LIGO Support Ticket 13160

Ticket Information
  Number:      admin 13160
  User:        anderson@ligo.caltech.edu
  Email:       
  Status:      open
  Assigned To: jfrey
Date: Fri, 6 Jan 2006 10:15:45 -0800
From: Stuart Anderson <anderson__AT__ligo.caltech.edu>
To: condor-admin__AT__cs.wisc.edu
Subject: condor_off fails to checkpoint in 6.7.14?

universe jobs before shutting down a node. However, in version 6.7.14 
condor_off nodename
appears to shutdown the ckpt server before checkpointing running jobs,
i.e., tail CkptServerLog

                        Sending ckpt server ad to collector...
1/6 10:05:45    SIGTERM trapped; shutting down checkpoint server


After 5 minutes the starter then issued,

1/6 10:10:46 vm2: State change: KILL is TRUE
1/6 10:10:46 vm2: Changing activity: Vacating -> Killing

but that appears to have failed, so it ran,

1/6 10:11:16 vm2: starter (pid 25382) is not responding to the request to hardkill its job. 
 The startd will now directly hard kill the starter and all its decendents.

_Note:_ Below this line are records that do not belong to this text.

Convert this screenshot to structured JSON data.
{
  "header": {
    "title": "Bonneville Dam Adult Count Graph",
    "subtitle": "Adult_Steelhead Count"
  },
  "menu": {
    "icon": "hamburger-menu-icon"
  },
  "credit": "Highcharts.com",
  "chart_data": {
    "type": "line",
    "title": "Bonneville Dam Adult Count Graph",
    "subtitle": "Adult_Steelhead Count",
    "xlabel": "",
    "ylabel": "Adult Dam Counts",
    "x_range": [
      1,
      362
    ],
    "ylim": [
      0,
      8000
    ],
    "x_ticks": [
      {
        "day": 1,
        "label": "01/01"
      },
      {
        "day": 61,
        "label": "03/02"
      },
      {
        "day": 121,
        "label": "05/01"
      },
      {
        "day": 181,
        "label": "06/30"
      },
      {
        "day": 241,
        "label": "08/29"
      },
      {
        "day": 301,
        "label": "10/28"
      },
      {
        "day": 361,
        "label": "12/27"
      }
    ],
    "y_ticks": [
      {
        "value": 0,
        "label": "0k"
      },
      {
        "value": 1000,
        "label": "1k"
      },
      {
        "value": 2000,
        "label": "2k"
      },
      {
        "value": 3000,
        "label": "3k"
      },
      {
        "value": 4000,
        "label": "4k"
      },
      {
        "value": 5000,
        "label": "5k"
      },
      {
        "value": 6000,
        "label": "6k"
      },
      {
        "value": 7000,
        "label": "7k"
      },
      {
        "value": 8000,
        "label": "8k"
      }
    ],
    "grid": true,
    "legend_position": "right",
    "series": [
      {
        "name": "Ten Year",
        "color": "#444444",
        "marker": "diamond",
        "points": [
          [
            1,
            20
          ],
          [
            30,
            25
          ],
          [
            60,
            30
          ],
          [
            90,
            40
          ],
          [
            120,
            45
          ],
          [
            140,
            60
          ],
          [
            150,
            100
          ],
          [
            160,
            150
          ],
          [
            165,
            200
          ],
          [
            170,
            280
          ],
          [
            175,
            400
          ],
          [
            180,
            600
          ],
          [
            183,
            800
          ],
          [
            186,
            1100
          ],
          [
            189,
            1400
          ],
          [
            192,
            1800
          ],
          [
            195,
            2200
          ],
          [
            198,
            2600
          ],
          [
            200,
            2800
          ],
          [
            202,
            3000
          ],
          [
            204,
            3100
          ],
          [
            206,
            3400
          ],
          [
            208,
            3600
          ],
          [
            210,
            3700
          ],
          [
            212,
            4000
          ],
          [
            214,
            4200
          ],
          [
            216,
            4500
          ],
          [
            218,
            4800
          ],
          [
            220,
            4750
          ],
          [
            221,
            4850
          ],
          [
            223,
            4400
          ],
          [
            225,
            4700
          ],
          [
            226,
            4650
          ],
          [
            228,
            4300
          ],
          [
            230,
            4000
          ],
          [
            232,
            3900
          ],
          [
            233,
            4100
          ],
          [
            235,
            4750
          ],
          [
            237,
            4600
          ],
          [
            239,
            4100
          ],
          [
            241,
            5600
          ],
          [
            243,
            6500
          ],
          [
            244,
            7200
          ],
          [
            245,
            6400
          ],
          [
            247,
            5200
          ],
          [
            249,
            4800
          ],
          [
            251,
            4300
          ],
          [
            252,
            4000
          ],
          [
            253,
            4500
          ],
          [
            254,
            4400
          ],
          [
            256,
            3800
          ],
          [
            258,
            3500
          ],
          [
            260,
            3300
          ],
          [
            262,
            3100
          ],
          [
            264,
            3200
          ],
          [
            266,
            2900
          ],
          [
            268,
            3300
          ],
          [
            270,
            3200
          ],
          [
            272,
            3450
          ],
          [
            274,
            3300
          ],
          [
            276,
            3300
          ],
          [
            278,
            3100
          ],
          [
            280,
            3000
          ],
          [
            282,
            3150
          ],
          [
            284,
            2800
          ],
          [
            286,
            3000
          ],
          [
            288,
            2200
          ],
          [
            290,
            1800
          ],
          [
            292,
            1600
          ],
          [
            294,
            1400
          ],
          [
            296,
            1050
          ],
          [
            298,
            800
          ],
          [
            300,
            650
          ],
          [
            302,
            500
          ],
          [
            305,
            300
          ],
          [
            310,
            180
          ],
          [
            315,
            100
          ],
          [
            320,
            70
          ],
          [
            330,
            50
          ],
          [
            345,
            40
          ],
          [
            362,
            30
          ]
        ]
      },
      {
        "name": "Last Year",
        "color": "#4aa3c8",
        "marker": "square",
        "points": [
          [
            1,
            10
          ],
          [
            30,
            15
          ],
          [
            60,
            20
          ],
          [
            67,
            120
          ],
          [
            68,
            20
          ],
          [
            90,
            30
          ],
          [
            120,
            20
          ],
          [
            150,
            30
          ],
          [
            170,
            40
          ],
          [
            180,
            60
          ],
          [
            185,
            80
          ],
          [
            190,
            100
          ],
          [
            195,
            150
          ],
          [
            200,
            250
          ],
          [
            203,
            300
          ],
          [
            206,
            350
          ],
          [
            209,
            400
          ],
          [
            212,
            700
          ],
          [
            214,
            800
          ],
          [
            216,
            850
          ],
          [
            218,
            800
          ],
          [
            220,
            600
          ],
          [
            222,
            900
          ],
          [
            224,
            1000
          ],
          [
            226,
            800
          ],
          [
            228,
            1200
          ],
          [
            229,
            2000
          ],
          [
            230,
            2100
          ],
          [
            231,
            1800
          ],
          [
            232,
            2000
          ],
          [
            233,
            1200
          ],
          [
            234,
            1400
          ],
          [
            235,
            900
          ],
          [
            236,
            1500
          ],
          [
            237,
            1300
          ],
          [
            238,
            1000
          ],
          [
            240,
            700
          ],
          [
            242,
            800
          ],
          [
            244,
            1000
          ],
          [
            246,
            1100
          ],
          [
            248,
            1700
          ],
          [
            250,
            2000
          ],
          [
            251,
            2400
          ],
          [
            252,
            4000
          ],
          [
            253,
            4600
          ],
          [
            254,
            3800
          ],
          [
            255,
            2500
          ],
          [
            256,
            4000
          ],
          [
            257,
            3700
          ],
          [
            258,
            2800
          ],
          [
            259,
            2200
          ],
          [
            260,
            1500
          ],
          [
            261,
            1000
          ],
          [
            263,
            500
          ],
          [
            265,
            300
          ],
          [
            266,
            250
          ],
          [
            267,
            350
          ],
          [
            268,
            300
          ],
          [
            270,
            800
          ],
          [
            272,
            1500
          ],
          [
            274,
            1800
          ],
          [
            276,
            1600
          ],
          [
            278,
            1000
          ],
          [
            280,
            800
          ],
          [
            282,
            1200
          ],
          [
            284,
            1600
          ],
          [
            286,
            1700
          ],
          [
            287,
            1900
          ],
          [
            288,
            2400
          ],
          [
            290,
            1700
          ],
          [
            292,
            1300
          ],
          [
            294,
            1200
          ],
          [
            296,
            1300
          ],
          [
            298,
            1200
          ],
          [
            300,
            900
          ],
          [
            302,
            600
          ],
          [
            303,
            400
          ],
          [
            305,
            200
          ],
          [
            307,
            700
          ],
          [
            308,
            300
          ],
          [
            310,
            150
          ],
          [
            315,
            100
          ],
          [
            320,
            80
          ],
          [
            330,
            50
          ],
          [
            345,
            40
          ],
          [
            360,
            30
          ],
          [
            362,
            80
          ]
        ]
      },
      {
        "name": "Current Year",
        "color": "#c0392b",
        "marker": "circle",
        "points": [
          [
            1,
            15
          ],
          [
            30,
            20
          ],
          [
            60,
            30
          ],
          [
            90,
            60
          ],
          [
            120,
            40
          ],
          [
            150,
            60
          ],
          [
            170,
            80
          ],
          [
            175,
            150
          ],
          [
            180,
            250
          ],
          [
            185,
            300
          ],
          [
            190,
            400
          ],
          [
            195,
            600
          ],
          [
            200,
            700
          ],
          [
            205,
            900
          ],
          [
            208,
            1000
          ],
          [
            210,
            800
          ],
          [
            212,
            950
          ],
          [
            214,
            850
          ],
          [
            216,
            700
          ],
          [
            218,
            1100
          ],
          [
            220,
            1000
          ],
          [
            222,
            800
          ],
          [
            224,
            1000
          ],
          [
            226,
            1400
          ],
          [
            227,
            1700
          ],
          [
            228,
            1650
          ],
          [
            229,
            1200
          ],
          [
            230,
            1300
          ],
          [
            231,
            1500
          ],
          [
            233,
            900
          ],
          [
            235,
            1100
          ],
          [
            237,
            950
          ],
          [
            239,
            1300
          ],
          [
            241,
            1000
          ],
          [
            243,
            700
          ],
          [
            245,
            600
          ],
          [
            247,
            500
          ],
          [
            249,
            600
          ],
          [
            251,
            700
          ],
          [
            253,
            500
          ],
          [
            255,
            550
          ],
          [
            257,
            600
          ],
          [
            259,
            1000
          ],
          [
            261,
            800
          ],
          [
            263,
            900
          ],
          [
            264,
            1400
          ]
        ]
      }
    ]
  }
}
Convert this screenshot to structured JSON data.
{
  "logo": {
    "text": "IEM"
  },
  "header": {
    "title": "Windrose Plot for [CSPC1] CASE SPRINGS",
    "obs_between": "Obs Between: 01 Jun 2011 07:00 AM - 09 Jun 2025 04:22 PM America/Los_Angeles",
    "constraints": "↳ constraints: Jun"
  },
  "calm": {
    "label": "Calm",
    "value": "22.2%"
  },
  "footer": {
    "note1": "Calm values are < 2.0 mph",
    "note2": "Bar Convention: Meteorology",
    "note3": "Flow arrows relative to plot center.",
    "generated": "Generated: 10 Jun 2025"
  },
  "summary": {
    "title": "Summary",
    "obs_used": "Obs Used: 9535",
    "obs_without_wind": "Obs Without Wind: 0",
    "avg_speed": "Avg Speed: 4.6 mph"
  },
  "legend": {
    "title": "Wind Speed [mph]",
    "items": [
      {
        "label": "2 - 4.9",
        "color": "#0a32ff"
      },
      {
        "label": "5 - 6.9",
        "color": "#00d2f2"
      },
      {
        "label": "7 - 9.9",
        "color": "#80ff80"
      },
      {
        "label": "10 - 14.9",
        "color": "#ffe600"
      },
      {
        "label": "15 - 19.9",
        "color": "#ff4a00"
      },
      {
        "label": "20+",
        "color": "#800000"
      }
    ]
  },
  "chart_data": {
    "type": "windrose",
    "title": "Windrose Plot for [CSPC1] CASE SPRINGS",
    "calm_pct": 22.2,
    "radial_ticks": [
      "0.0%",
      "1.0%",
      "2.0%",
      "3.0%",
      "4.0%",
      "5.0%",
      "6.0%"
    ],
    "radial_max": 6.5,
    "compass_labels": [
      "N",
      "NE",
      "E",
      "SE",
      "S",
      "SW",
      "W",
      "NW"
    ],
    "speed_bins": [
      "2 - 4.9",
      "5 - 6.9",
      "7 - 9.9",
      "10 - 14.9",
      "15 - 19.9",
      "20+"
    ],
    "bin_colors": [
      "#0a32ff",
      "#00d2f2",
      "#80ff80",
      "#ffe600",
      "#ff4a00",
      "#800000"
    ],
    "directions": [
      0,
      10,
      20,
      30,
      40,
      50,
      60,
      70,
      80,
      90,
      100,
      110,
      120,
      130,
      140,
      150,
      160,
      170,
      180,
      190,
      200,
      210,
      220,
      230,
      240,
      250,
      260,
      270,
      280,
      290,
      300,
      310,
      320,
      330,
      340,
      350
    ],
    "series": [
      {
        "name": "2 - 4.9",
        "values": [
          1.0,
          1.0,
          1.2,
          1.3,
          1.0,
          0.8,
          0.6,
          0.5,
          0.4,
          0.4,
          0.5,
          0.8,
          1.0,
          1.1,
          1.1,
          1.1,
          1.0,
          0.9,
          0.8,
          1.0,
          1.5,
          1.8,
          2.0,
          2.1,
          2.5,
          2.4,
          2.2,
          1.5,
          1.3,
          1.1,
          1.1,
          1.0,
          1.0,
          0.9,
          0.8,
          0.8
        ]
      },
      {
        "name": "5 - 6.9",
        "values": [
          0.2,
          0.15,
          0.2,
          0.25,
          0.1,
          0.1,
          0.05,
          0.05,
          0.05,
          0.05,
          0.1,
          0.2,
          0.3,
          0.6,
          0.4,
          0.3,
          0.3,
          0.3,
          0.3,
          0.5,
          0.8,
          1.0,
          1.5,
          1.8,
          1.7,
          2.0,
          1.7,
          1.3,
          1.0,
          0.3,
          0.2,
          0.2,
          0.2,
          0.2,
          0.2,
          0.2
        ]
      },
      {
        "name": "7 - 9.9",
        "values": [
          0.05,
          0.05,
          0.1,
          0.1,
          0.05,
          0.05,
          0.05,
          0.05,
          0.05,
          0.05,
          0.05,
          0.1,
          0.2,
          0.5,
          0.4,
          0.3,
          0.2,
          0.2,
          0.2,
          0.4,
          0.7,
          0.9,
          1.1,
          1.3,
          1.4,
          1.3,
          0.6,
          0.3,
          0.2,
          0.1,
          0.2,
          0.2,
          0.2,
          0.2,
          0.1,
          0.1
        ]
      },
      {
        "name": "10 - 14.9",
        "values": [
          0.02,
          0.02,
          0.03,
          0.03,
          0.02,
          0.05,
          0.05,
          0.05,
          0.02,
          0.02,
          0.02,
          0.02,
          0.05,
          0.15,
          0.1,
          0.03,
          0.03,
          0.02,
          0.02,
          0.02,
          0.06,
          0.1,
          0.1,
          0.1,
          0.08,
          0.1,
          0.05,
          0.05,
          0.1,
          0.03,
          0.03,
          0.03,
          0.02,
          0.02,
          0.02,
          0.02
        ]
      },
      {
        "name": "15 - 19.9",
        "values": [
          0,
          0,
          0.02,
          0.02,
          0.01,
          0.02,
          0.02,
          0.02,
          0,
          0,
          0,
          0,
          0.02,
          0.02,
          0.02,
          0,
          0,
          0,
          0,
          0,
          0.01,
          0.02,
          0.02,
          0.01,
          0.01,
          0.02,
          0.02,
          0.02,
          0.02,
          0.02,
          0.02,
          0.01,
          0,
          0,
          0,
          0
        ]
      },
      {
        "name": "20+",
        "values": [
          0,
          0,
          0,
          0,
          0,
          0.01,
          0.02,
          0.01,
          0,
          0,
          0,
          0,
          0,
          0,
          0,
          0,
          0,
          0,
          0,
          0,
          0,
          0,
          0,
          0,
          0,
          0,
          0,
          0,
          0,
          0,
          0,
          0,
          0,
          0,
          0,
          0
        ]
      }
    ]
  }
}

Is this a bug or a feature?


Thanks.


-- 
Stuart Anderson  anderson__AT__ligo.caltech.edu
http://www.ligo.caltech.edu/~anderson

===========================================================================
Date of creation: Fri Jan  6 12:16:01 2006 (1136571364)
Subject: Actions

Assigned to jfrey by jfrey
===========================================================================
Date of actions: Fri Jan  6 13:54:42 2006 (1136577282)
From: Jaime Frey <jfrey__AT__cs.wisc.edu>
Subject: Re: [condor-admin #13160] condor_off fails to checkpoint in 6.7.14?
Date: Fri, 6 Jan 2006 14:03:39 -0600
To: condor-admin__AT__cs.wisc.edu

> From the man page for condor_off I was expecting it to checkpoint  
> standard
> universe jobs before shutting down a node. However, in version 6.7.14
> condor_off nodename
> appears to shutdown the ckpt server before checkpointing running jobs,
> i.e., tail CkptServerLog
>
>                         Sending ckpt server ad to collector...
> 1/6 10:05:45    SIGTERM trapped; shutting down checkpoint server
>
>
> After 5 minutes the starter then issued,
>
> 1/6 10:10:46 vm2: State change: KILL is TRUE
> 1/6 10:10:46 vm2: Changing activity: Vacating -> Killing
>
> but that appears to have failed, so it ran,
>
> 1/6 10:11:16 vm2: starter (pid 25382) is not responding to the  
> request to hardkill its job.
>  The startd will now directly hard kill the starter and all its  
> decendents.
>
> Is this a bug or a feature?

Are you running checkpoint servers on all of your execute machines?  
The anticipated use is to have a small handful of checkpoint servers  
for a pool. There's no coordination between shutting down checkpoint  
servers and startds because they're usually not on the same machines.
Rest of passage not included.